1. Zum Inhalt springen
  2. Zur Hauptnavigation springen
  3. Zu weiteren Angeboten der DW springen

Die Ernennung eines Richters

Sven Brüggemann12. Januar 2006

Günther Hirsch ist der Präsident des deutschen Bundesgerichtshofs. Die wenigsten Deutschen kennen seinen Namen. Die Richter der höchsten juristischen Instanz sind keine Medienmenschen. Ganz anders in den USA.

Hier wird schon die Anhörung eines potenziellen neuen Bundesrichters zum TV-Event. CNN, NBC oder Fox, überall spricht Samuel Alito live, keine Tageszeitung ohne seinen Namen auf dem Titelblatt. Alito ist George W. Bushs nunmehr dritter Kandidat für die beiden vakanten Richterpositionen im Supreme Court der Vereinigten Staaten. Er nominierte zunächst John Roberts, der nach dem Tod von William Rehnquist aber gleich Vorsitzender des Obersten Gerichtshofs wurde. Anschließend schlug der Präsident seine persönliche Rechtsberaterin Harriet Miers vor, die nach heftiger Kritik aus republikanischen Kreisen auf das Amt verzichtete. Nun soll also Alito die Nachfolge der amtsmüden Sandra Day O’Connor antreten. Kein leichtes Erbe, denn die 75-jährige war bei strittigen Entscheidungen häufig das Zünglein an der Waage der neun Bundesrichter.

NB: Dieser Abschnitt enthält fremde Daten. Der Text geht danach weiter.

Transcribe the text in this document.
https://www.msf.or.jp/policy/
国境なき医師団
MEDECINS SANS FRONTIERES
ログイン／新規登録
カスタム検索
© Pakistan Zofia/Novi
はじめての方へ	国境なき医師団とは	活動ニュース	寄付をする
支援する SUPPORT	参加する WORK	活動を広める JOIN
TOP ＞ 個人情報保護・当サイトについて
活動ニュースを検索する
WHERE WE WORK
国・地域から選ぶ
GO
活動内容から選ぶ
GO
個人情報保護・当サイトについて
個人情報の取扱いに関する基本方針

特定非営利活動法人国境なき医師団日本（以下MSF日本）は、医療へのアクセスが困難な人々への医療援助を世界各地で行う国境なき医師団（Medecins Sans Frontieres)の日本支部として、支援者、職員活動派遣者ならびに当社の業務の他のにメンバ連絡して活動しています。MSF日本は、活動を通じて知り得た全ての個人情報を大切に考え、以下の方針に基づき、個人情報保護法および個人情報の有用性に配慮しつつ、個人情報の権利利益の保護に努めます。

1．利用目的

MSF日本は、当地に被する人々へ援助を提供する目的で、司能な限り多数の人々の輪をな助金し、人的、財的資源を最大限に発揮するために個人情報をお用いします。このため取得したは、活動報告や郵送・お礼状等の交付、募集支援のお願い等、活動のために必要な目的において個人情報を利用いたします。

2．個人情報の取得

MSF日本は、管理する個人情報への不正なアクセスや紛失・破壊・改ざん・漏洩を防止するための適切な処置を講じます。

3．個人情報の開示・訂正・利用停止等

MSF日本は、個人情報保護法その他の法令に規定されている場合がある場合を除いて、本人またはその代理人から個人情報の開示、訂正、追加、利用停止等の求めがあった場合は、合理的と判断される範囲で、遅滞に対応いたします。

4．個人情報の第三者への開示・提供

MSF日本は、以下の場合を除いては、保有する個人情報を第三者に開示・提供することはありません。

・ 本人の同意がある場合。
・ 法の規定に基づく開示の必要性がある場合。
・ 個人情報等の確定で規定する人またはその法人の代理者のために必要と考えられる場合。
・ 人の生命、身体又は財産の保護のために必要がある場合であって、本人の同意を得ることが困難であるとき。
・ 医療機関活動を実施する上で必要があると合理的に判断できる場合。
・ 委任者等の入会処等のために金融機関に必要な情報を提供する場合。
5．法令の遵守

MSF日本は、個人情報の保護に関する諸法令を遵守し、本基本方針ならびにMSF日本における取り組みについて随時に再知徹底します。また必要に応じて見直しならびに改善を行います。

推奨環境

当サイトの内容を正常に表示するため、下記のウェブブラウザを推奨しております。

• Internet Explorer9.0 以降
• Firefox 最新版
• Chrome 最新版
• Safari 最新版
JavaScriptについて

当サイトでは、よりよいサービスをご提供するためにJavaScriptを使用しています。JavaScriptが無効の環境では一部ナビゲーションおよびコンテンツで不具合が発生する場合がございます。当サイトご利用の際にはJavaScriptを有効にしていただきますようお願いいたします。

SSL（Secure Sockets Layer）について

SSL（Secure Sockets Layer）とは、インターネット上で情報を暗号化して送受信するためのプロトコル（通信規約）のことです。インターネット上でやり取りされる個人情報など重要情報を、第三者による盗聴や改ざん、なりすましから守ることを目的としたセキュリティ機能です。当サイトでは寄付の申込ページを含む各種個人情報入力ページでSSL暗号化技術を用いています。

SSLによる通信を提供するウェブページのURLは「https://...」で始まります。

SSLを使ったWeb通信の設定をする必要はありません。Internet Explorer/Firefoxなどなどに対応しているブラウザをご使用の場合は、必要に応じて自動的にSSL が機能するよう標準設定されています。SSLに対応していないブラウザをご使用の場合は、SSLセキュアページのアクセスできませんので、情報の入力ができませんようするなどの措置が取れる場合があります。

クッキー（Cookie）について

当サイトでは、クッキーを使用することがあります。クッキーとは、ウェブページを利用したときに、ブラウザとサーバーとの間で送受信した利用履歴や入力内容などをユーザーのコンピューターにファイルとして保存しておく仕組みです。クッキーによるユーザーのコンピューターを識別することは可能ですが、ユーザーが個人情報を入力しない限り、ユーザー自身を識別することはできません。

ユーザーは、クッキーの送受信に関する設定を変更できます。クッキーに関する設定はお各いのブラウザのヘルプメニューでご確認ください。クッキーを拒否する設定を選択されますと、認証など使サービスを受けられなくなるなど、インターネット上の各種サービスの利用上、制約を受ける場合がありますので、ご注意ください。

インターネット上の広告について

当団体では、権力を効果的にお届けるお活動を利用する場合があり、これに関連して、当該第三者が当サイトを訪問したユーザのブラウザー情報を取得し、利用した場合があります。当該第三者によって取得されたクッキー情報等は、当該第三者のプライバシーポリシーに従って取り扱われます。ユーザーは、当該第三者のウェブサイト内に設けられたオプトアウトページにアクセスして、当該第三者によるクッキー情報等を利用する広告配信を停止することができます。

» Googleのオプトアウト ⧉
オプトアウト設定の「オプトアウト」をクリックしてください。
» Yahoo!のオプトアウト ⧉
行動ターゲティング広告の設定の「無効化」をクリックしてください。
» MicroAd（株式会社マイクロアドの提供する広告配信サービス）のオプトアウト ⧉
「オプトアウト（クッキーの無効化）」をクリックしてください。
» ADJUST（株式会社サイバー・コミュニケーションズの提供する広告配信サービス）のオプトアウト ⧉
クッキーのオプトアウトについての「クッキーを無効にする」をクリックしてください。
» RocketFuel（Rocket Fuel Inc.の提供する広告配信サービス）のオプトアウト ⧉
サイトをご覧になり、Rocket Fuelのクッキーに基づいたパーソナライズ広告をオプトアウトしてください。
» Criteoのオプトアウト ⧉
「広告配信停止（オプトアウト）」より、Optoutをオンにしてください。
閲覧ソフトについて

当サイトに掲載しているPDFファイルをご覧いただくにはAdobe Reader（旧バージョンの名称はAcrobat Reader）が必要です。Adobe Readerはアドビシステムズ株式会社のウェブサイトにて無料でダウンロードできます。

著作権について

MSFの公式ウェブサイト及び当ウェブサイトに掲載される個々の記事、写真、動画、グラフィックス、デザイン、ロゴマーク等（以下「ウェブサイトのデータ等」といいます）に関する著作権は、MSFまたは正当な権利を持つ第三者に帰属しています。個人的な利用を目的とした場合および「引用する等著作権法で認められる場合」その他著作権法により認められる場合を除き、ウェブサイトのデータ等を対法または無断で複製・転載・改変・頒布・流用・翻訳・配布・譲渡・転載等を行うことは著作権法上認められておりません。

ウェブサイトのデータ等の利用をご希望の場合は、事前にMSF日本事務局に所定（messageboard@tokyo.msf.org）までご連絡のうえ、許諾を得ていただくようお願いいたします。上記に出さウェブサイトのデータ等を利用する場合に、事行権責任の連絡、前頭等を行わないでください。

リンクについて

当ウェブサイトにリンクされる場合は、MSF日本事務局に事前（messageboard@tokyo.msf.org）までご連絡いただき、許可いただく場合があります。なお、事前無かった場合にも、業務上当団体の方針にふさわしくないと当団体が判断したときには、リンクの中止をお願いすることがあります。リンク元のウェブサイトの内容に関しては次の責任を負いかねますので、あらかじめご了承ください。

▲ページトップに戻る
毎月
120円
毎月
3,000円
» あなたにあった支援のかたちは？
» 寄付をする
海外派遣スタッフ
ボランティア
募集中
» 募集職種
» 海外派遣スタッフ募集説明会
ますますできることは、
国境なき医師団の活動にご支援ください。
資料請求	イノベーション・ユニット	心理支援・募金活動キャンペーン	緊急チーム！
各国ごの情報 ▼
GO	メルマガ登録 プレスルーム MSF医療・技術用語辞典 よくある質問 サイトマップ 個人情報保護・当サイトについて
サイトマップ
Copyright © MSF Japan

Wie verhört man einen Richter?

So einen Job bekommt man aber selbst in den USA nicht einfach vom Präsidenten geschenkt. Mindestens drei Tage lang muss sich Alito vor dem Senat verantworten und nicht zuletzt vor Millionen von Fernsehzuschauern, die an den Live-Übertragungen gar nicht vorbeikommen. Fernsehtauglich ist die Veranstaltung allemal, denn der 55-jährige Alito muss vor laufenden Kameras den 18 Senatoren gegenüber sein ganzes Leben rechtfertigen und versucht sich dabei vor allem im Weichspülen seiner bisherigen Überzeugungen. Die acht demokratischen Senatoren hatten schliesslich schon vor den Anhörungen mit einer Verschleppung des Verfahrens gedroht, sollten ihnen Alitos Aussagen nicht gefallen. Dies ist letzten Endes auch ihre einzige Trumpfkarte, denn sowohl im Ausschuss als auch im gesamten Senat sind sie den Republikanern zahlenmäßig unterlegen. Nach der ersten Anhörung hoffen die Republikaner nun, dass Alito am 20. Januar vom gesamten Senat als 110. Richter am Obersten Gerichtshof bestätigt werden kann.

Abtreibung und Präsidialmacht

Doch bis dahin gibt es um einige Themen noch kontroverse Diskussionen. Den Job auf Lebenszeit in Aussicht gelingt es Alito immer wieder, seine früheren Aussagen und Publikationen zu relativieren oder doch zumindest den Anschein zu erwecken, er wäre nicht der erzkonservative Abtreibungsgegner, als den ihn seine Gegner ausgemacht haben. Nun heißt es, er werde "die Abtreibungsfrage mit offenem Geist angehen" und überhaupt stehe ja niemand über dem Gesetz auch nicht der Praesident, dem Alito bisher fast unbeschränkte Vollmachten zugesprochen hatte.

Ein Zustand den vor allem der demokratische Senator Edward Kennedy als besorgniserregend anprangert, gerade "zu einer Zeit, in der das Weiße Haus Macht missbraucht, Folter entschuldigt und legitimiert und amerikanische Bürger ausspioniert".

Letztlich ist es vor allem Alitos Alter, das ihn einer derart starken öffentlichen Aufmerksamkeit aussetzt. Denn es wäre nicht das erste Mal, dass ein Praesident durch die Ernennung eines noch recht jungen Kandidaten die politische Richtung der USA weit über seine eigene Amtszeit hinaus beeinflussen kann. Immerhin säßen mit Alito dann schon vier Männer im Supreme Court, die von einem Mitglied der Familie Bush nominiert wurden. Bei insgesamt nur neun Richtern, keine schlechte Ausbeute aus zusammengerechnet bisher zehn Jahren Präsidentschaft.